Para se ter uma idéia, em nossa Universidade (UEM), a presença cada vez menor de meninas vem sendo notada a cada ano, como ocorre em outras locais, no Brasil e no mundo. Em 2007, fizemos um levantamento junto à Diretoria de Assuntos Acadêmicos para confirmar a ausência das meninas, visto que as pessoas comentavam o fato, mas não se tinha dados concretos a respeito. Os dados levantados de 1998 a 2007 mostraram que as meninas foram “sumindo” da computação paulatinamente. Do total de 11 ingressantes no vestibular de 1998 em uma turma de 40 alunos, o número foi caindo a cada ano, a ponto de ter duas ingressantes em 2007. Não foram comparados os dados com o número de meninas que presta vestibular, mas o fato é que se torna, cada vez mais comum, termos turmas apenas de meninos.

Os fatores que ocasionam a pouca presença das mulheres na computação e na área tecnológica, de modo geral, têm motivado pesquisas. Alguns elementos, no entanto, podem ser colocados para discussão: (1) a falta de incentivo para as carreiras tecnológicas; (2) a jornada de trabalho árdua na área de computação; (3) o mito de que quem faz computação é “nerd”.

Com relação à falta de incentivo para as carreiras tecnológicas, a sociedade, de modo geral, continua cultuando a imagem do “menino engenheiro”, o empreendedor, que vai à luta. Ainda se encontram livros didáticos que mostram figuras do tipo: “O Joãozinho joga bola na rua. A Mariazinha olha pela janela”. Não vamos discorrer sobre o papel formador da escola, mas vale registrar a influência que a escola tem na busca das carreiras profissionais.

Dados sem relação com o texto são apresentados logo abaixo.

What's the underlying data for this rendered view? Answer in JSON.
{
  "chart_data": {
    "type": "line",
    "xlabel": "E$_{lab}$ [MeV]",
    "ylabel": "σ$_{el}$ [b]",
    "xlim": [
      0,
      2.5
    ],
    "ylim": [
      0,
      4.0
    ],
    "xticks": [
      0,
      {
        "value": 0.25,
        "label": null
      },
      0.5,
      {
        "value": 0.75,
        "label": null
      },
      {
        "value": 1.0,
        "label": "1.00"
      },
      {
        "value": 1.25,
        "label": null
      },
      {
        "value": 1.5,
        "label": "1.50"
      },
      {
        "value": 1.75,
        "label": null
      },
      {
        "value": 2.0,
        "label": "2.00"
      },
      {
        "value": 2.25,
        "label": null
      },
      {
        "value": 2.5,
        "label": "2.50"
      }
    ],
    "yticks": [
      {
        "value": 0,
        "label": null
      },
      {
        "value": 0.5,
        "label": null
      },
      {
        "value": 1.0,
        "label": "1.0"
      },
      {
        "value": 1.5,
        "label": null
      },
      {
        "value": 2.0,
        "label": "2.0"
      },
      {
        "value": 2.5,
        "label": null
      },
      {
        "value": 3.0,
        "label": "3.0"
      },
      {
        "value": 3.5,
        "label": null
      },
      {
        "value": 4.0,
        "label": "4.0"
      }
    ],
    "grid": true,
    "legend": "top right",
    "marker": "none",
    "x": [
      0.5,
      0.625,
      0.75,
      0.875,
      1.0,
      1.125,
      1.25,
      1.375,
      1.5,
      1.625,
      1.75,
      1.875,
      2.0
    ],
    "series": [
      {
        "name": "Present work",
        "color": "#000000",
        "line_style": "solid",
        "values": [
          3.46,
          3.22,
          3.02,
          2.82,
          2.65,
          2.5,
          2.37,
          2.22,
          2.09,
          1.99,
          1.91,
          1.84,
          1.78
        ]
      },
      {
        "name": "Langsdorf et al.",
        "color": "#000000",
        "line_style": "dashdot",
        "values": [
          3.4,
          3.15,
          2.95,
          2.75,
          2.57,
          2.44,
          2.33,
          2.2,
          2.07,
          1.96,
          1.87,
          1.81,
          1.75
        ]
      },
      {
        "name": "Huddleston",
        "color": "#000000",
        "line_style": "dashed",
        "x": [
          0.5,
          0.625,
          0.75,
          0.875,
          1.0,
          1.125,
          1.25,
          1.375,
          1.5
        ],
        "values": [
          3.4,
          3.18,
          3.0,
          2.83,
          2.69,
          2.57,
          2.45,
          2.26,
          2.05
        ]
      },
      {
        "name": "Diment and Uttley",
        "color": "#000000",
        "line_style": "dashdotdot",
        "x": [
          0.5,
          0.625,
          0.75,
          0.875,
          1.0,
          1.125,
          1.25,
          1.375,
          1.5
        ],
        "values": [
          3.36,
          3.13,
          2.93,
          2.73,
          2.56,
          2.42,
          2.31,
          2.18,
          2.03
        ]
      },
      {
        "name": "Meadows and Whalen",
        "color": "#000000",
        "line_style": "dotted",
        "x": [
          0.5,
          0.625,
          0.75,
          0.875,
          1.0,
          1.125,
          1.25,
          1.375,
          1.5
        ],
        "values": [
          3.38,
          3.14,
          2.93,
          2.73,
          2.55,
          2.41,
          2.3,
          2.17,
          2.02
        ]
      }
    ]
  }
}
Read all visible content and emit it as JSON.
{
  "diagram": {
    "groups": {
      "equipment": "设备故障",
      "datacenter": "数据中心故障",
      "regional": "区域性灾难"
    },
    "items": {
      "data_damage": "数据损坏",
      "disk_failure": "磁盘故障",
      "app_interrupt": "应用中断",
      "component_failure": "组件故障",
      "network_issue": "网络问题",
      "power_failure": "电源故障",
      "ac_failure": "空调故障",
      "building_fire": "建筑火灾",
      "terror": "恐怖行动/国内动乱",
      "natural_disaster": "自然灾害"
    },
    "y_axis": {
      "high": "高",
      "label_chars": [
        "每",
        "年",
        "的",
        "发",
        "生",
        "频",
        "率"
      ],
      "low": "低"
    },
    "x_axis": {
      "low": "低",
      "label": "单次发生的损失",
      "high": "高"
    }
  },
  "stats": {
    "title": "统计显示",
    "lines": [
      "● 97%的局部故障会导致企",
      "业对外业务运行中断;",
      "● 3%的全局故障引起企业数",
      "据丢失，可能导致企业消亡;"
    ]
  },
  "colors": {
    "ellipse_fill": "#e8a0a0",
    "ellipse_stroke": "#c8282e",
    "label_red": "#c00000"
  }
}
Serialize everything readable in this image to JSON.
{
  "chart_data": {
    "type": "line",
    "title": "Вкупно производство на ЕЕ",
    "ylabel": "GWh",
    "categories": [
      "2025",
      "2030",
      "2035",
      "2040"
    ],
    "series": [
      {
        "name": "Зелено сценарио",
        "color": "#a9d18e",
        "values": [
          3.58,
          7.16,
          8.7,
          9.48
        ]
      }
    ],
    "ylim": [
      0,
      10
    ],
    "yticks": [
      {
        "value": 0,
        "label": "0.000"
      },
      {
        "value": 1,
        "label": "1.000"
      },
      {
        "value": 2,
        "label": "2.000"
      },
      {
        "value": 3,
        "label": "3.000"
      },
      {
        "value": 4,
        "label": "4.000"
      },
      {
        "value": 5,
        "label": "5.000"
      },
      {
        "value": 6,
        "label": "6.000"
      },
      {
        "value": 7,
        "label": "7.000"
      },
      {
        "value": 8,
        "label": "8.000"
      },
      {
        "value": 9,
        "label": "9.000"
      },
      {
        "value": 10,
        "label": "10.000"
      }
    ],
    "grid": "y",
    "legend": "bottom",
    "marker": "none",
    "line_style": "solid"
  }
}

No tocante à jornada de trabalho árdua, é cada vez mais crescente o número de mulheres que busca conciliar atividade profissional e familiar, com valorização de áreas que lhes possibilitem compatibilizar as duas atividades. A área de computação, principalmente, para a atuação em empresas, segue um rígido esquema em que a prioridade são os clientes e é tudo para “ontem”. Mesmo na carreira acadêmica e científica a presença das mulheres é muito menor do que a dos homens.

E o item “nerd”? Muitas meninas se assustam com o termo e com a postura dos que chamam “nerd”. Quem de nós, mulheres, que atuam na computação, nunca se depararam com uma cara de surpresa e exclamação ao saberem que somos da área de computação, como se fosse algo de outro mundo?

E o que liga mulheres, política e computação?

A despeito das peculiaridades da política e da computação, pode-se questionar a pouca presença das mulheres nas duas áreas, as quais possuem em comum, que em seus primórdios configurou-se como uma área particularmente masculina.

O computador surgiu na década de 40 e nesse período histórico também começa a participação das mulheres na política. No entanto, durante séculos a presença feminina nas duas áreas foi marginalizada, como se as mulheres tivessem que ocupar postos pré-determinados pela sociedade, de acordo com as características de fragilidade e cuidado.

Poucas mulheres se destacaram na computação e poucas mulheres se destacaram na política. A própria formação cultural, ainda nos dias de hoje, impõe às mulheres a busca de papéis que as torne boas mães, esposas e filhas. A incursão em papéis que extrapole essa visão faz com que a sociedade tenha que buscar sua própria redefinição para aceitar essa mulher que rompe com uma cultura milenar de discriminação e exclusão social.

Considerações finais

Não se deve discutir a pouca presença das mulheres na computação sem avaliar o contexto da participação das mulheres na sociedade. Marginalizadas quando atuam na vida política, discriminadas quando escolhem carreiras ditas masculinas, as mulheres e, também, os homens que lutam pelo fim da discriminação contra a mulher tem muito trabalho a fazer. Este artigo buscou colocar algumas idéias a mais na busca de respostas com relação à participação das mulheres em áreas ditas masculinas, a partir da visão da história das mulheres na nossa sociedade, marcada por lutas na busca da igualdade.

Recursos

Computação Brasil - Boletim Especial Mulheres na Computação (Ano VII, nr. 21, março a maio de 2006)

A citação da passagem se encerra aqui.